Distribution, subunit composition and regulatory mechanisms controlling the activity of P2X receptors
I am interested in studying the distribution, subunit composition and regulatory mechanisms controlling the activity of P2X receptors, the ligand-gated ion channels activated by ATP. These receptors have many important physiological and pathophysiological roles in the brain and the immune system.
Aims of Project
My research uses a number of techniques to study receptors in native and transfected cells (in situ hybridisation, Western blotting, immunocytochemistry coupled to confocal and scanning electron microscopy, yeast two-hybrid assays) and to manipulate the composition of the receptor protein (PCR, subcloning, construction of tagged receptors, point mutations).
P2X receptor distribution
Knowledge of receptor distribution is essential for a clearer understanding of receptor function and studying the developmental regulation of receptor expression can reveal hitherto unidentified roles for particular receptors. I am therefore examining the distribution of several of the seven identified P2X receptors in the rat nervous system at various developmental stages.
P2X receptor regulation
The regulation of receptor numbers at the cell surface is an essential mechanism which allows cells to control their responses to agonists and maintain homeostasis. Very little is known about P2X receptor regulation by endogenous and exogenous drugs and the importance of this phenomenon for cell function. My work is concentrating on two P2X receptor types, P2X3 and P2X7 , which mediate the nociceptive effects of ATP and its cytotoxicity in the immune system, respectively. I am using an extracellular P2X7 receptor antibody to study receptor expression in human monocytes (THP-1 cells). Figure 1 shows a confocal micrograph of the punctate distribution of P2X7 receptors in these cells with only a subpopulation of cells expressing the receptor, a not unexpected finding for a potential 'suicide receptor'. At a higher magnification in the scanning electron microscope, a diffuse distribution of P2X7 receptors labelled with silver-enhanced gold particles is also seen (Figure 2). I am now studying the effects of P2X receptor agonists on P2X7 receptor distribution and number in native and transfected cells. High levels of P2X3 receptors are found in dorsal root ganglia (DRG) neurones. Having raised an antibody against an extracellular region of the P2X3 receptor, I will use it to examine receptor regulation in primary cultures of DRG neurones. Further information on P2X3 receptor regulation will be obtained using cells transfected with a GFP-P2X3 receptor construct.

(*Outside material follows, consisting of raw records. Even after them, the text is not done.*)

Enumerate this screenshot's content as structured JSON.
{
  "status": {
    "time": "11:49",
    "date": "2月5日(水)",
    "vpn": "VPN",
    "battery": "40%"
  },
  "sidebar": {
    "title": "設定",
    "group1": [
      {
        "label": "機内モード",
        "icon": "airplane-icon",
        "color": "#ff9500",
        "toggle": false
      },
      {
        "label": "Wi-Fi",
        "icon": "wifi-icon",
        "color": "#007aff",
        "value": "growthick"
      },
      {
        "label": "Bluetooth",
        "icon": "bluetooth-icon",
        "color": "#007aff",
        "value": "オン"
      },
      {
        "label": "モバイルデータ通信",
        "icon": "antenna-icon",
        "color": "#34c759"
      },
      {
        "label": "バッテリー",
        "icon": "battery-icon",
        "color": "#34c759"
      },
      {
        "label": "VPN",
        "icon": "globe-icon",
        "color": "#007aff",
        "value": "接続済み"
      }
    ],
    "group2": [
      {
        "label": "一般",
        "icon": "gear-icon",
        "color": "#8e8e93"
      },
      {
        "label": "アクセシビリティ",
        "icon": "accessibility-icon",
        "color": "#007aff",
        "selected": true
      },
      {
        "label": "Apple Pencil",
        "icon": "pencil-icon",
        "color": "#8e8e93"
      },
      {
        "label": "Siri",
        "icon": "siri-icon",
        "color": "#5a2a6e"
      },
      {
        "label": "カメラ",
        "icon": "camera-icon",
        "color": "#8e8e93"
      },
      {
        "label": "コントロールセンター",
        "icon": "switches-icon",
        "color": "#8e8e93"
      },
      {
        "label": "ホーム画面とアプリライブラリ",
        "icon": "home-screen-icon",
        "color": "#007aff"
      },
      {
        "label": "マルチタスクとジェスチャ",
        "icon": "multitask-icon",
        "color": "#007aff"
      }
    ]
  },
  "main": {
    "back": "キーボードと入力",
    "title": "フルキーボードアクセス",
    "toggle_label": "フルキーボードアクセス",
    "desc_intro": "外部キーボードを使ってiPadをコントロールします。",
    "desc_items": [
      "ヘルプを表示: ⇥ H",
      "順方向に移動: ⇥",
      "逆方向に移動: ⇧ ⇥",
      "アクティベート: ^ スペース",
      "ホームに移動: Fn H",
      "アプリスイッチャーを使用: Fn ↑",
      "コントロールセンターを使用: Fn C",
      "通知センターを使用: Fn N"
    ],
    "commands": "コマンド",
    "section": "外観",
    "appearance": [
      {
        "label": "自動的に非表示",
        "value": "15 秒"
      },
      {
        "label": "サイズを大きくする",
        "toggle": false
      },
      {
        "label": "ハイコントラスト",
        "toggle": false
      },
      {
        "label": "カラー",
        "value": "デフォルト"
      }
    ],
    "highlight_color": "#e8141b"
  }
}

P2X receptor heteropolymerisation
The number of subunits required to form functional P2X receptors is unknown and I will use a variety of techniques (immunoprecipitation, receptor colocalisation and yeast two-hydrid technology) to study this further. P2X7 receptors may be associated with an accessory protein and this will be investigated by comparing receptor regulation in different immune cells.